La crisi in Ucraina precipita. Vladimir Putin firma il documento che riconosce le Repubbliche popolari di Dontesk e Lugansk e invia le forze armate russe nella regione del Donbass.
La Russia riconosce, quindi, l’indipendenza delle repubbliche separatiste, lo annuncia il presidente Putin giustificado l’invio delle truppe in Ucraina come un azione necessaria al fine di «assicurare la pace». Per l’Onu si tratta di fatto di «un’invasione illegale dei territori di Kiev».
La firma del presidente russo, in diretta tv, segue un lungo discorso tra retorica e manipolazioni storiche: dalla rivoluzione del 1917 alla seconda guerra mondiale, «l’Ucraina è parte integrante della nostra storia, cultura e spazio spirituale non è solo un paese confinante», dichiara Putin, precisando che l’Ucraina non è mai stata una nazione indipendente e ora è solo «un fantoccio dell’Occidente».

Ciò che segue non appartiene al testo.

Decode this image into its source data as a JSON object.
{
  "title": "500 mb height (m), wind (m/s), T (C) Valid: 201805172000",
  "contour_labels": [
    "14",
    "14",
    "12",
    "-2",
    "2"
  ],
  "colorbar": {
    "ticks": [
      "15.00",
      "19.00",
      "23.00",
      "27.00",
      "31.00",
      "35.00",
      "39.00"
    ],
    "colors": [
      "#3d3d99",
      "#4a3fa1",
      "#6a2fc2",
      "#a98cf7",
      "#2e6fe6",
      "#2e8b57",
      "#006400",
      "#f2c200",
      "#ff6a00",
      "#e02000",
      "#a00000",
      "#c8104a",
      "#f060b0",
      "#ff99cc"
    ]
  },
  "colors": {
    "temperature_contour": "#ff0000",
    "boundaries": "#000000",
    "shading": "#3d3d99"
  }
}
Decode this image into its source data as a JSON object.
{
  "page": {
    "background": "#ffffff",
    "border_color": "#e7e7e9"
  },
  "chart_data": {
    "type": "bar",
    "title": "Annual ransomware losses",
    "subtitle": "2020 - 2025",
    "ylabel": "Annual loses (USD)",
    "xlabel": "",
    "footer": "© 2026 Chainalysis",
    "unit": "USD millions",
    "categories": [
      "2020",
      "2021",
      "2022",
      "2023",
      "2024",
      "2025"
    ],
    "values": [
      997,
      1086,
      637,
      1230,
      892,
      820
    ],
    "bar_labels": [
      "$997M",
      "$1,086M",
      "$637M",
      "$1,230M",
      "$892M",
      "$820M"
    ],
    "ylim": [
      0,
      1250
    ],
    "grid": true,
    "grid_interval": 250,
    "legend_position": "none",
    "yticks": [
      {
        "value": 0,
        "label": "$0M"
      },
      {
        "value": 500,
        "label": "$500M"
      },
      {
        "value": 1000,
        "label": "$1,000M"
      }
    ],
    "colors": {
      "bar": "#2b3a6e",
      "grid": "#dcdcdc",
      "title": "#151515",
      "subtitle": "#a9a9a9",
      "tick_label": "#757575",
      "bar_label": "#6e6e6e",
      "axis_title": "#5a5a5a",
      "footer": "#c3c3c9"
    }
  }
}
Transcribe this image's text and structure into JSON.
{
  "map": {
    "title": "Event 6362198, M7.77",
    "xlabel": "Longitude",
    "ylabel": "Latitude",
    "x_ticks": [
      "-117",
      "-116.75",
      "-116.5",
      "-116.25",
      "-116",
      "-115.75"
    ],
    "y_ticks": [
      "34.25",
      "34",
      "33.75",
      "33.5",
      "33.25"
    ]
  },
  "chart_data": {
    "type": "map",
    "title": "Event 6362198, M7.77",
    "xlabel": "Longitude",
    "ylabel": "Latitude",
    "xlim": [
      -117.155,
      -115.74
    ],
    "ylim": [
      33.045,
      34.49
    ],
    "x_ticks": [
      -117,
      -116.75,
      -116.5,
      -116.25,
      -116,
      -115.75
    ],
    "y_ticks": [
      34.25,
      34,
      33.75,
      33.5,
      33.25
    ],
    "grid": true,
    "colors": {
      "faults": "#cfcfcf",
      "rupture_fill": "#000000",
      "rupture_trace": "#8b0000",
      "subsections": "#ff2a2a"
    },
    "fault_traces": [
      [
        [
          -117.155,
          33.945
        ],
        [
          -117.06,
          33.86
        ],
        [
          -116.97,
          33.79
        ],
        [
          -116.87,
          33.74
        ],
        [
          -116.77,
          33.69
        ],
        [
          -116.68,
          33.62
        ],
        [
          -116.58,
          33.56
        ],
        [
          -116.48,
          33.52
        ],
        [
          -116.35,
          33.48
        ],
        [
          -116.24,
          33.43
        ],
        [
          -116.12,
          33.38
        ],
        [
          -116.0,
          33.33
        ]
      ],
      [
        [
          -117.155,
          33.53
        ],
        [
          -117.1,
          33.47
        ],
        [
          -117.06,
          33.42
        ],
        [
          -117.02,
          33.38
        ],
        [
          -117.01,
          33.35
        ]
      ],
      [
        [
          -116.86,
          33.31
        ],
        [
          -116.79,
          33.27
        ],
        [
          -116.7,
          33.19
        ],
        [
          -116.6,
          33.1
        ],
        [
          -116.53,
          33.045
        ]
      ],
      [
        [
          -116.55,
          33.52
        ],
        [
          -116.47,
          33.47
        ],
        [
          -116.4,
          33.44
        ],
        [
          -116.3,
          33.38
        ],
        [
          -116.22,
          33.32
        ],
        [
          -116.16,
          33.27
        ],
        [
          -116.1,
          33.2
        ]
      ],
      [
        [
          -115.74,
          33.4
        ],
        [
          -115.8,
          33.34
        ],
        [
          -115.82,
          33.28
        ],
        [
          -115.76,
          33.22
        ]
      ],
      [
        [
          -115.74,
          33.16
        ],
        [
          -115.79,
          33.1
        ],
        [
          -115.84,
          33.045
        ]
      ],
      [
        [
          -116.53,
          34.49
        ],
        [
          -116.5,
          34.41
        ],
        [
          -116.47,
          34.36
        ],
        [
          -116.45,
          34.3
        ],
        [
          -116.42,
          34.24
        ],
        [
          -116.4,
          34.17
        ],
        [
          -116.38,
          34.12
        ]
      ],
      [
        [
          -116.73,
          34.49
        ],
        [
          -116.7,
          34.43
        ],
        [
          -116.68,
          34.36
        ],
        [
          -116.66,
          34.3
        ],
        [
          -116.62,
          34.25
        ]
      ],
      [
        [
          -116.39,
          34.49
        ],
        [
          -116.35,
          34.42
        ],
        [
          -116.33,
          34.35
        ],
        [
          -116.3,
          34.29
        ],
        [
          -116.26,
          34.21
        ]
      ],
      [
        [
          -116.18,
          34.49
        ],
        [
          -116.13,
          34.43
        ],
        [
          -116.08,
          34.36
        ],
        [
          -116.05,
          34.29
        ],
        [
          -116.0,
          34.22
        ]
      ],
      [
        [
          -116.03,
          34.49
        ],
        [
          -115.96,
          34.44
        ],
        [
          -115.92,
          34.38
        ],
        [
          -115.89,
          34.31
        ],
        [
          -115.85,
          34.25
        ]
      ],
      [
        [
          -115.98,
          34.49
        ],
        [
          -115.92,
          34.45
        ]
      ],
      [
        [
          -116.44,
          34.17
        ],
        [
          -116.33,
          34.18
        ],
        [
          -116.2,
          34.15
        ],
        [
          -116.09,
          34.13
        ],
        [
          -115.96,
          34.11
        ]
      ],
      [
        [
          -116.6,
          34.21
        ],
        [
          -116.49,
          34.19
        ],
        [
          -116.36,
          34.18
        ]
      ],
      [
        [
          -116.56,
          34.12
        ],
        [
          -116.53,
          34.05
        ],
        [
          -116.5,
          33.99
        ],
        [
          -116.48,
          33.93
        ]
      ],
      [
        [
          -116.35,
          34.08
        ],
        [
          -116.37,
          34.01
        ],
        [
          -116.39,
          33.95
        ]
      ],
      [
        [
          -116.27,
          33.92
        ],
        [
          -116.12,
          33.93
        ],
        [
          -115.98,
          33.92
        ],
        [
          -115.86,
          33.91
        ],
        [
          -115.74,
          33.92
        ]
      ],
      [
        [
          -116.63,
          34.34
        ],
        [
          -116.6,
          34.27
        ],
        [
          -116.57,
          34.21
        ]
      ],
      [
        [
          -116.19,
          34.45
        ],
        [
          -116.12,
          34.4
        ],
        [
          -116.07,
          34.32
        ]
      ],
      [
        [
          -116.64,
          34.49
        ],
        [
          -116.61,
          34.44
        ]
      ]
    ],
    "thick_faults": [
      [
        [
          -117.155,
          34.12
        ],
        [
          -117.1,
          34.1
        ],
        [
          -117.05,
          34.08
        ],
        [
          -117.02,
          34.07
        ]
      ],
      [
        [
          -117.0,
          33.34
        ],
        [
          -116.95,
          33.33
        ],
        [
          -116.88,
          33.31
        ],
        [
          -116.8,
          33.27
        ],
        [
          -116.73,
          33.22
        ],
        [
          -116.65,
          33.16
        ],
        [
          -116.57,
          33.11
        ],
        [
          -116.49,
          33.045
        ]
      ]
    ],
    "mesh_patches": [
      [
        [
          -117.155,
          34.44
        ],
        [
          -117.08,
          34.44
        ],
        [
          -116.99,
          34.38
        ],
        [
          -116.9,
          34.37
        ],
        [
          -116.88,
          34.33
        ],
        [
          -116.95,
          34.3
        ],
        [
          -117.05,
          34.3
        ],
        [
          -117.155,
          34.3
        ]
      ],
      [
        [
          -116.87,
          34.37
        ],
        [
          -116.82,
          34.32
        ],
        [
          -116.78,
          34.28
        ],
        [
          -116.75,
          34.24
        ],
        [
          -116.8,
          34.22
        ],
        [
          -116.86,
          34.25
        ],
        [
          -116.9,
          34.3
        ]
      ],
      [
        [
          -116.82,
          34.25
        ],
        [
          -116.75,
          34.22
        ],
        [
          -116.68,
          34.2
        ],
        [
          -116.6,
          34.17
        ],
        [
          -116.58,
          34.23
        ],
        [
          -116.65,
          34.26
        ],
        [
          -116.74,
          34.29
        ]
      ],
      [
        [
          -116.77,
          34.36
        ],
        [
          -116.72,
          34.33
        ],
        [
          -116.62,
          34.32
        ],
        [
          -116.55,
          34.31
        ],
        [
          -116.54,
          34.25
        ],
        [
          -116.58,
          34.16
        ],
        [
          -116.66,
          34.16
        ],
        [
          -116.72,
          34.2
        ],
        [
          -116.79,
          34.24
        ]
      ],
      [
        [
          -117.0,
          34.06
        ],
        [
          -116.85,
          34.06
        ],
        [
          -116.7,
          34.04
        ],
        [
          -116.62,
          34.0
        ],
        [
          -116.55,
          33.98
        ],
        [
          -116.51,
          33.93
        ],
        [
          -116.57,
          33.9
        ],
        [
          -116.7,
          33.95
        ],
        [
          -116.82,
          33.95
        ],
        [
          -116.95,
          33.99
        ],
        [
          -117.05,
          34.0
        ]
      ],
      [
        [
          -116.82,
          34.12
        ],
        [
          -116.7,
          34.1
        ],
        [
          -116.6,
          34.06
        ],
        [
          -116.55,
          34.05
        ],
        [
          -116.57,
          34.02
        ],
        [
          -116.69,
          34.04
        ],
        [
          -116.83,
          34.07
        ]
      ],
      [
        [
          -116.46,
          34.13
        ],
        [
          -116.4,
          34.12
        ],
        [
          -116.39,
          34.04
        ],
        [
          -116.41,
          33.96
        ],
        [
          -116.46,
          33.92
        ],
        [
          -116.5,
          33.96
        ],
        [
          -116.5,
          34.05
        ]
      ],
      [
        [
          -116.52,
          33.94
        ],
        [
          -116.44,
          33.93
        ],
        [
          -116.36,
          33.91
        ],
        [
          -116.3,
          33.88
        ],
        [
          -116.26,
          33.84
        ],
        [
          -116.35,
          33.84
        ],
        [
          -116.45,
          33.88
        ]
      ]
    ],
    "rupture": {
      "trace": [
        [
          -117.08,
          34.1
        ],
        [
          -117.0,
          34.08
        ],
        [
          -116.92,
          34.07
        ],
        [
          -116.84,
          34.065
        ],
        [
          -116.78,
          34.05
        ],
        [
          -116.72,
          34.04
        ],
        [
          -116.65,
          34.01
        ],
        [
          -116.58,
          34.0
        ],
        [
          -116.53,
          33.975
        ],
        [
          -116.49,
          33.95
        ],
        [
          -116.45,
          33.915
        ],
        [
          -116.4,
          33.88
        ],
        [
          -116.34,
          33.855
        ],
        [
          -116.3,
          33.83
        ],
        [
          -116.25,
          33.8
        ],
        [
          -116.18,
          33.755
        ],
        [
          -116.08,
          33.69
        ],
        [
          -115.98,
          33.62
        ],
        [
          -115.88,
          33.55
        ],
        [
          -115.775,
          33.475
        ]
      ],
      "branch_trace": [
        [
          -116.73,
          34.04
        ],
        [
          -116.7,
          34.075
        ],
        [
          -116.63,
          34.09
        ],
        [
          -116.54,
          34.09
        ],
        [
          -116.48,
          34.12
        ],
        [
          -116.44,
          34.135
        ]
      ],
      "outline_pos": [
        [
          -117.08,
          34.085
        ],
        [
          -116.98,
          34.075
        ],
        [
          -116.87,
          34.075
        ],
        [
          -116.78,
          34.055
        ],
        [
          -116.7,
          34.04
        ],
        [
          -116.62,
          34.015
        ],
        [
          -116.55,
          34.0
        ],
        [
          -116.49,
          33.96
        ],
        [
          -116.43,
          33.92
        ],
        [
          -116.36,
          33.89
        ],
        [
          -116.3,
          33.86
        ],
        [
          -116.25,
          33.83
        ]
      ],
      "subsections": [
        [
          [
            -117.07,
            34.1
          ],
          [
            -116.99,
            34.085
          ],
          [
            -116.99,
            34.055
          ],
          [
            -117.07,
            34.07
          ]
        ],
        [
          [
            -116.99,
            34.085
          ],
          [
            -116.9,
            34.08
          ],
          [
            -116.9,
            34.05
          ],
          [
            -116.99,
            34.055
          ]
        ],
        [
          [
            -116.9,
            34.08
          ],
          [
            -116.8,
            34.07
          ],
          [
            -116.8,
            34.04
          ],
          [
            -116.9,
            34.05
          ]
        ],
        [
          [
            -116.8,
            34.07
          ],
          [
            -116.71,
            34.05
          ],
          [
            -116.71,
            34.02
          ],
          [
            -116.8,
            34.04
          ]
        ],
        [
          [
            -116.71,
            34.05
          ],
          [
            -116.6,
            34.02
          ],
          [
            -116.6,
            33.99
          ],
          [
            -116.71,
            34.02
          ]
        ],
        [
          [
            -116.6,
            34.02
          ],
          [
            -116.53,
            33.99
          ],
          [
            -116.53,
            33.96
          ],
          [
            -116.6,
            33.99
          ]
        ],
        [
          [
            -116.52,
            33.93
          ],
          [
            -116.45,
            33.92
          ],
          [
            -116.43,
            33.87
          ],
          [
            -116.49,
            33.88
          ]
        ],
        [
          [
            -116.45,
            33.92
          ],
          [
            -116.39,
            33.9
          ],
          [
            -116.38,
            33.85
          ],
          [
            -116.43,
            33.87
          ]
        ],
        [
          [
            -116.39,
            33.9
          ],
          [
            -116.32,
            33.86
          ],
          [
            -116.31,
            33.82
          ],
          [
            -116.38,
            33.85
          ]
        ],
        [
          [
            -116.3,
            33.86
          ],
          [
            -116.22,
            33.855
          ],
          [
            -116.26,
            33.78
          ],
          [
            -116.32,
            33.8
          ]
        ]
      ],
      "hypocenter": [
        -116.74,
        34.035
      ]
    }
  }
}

«Un ingresso del Paese nella Nato è una minaccia per noi», precisa il presidente russo ribadendo la mancanza delle garanzie di sicurezza chieste all’Occidente. Così Putin affossa il trattato di Minsk. La situazione sarebbe degenerata in seguito alla denuncia di Mosca di sconfinamenti in territorio russo da parte di «sabotatori ucraini», oltre all’accusa della distruzione di un check point situato a Rostov.
Kiev respinge le accuse bollandole come “fake news”, intanto nella zona di confine i bombardamenti più intensi del solito sono costati la vita a due soldati, un miliziano e due civili uccisi tra i lati del fronte. Nel rapporto pubblicato questa mattina da Joint Forces Operation del ministero della Difesa ucraino si legge che la scorsa notte due soldati ucraini sono stati uccisi dai bombardamenti e altri 12 sono rimasti feriti. Il documento sottolinea che l’Ucraina ha registrato 84 violazioni del cessate il fuoco nelle ultime 24 ore da parte delle forze appoggiate dalla Russia, 64 delle quali con armi vietate dagli accordi di Minsk.
Il presidente ucraino, Volodimyr Zelensky replica «Non abbiamo paura della Russia», in un discorso alla nazione ribadisce che gli ucraini non cederanno nessuna parte del Paese. «Rimaniamo fiduciosi e calmi. Siamo pronti e in grado di difendere noi stessi e la nostra sovranità», scrive su Twitter il ministro della Difesa ucraino Oleksii Reznikov. La decisione di Mosca di riconoscere l’indipendenza del Donbass, secondo Reznikov è un atto con il quale il «Cremlino ha riconosciuto la sua aggressione nei confronti dell’Ucraina».
La decisione finale di riconoscere le due Repubbliche popolari arriva nonostante lo spiraglio diplomatico per il possibile incontro tra Putin e il presidente Usa, Joe Biden. I ministri degli Esteri Sergej Lavrov e Antony Blinken lo avrebbero dovuto preparare durante il loro incontro a Ginevra previsto per giovedì. La portavoce del ministero degli Esteri, Maria Zakharova, rende noto che il ministro degli Esteri russo Serghei Lavrov sarebbe ancora disposto a incontrare il segretario di Stato Usa, Antony Blinken, anche dopo la decisione del presidente russo Vladimir Putin di inviare le truppe nelle due regioni separatiste ucraine. «Anche nei momenti più difficili noi diciamo: siamo pronti alle trattative», dichiara Zakharova in un video trasmesso su Youtube.
La situazione ha spinto l’Onu a convocare una riunione d’emergenza del Consiglio di Sicurezza. «Le prossime ore e i prossimi giorni saranno critici. Il rischio di un grande conflitto è reale e deve essere prevenuto a tutti i costi», afferma il sottosegretario agli Affari politici delle Nazioni Unite, Rosemary Dicarlo.
La Francia dichiara che continuerà «a fare pressione per una soluzione diplomatica». Gli Stati Uniti confermano nuove sanzioni ai danni della Russia, intanto, hanno spostato per la notte i propri diplomatici in Polonia per motivi di sicurezza.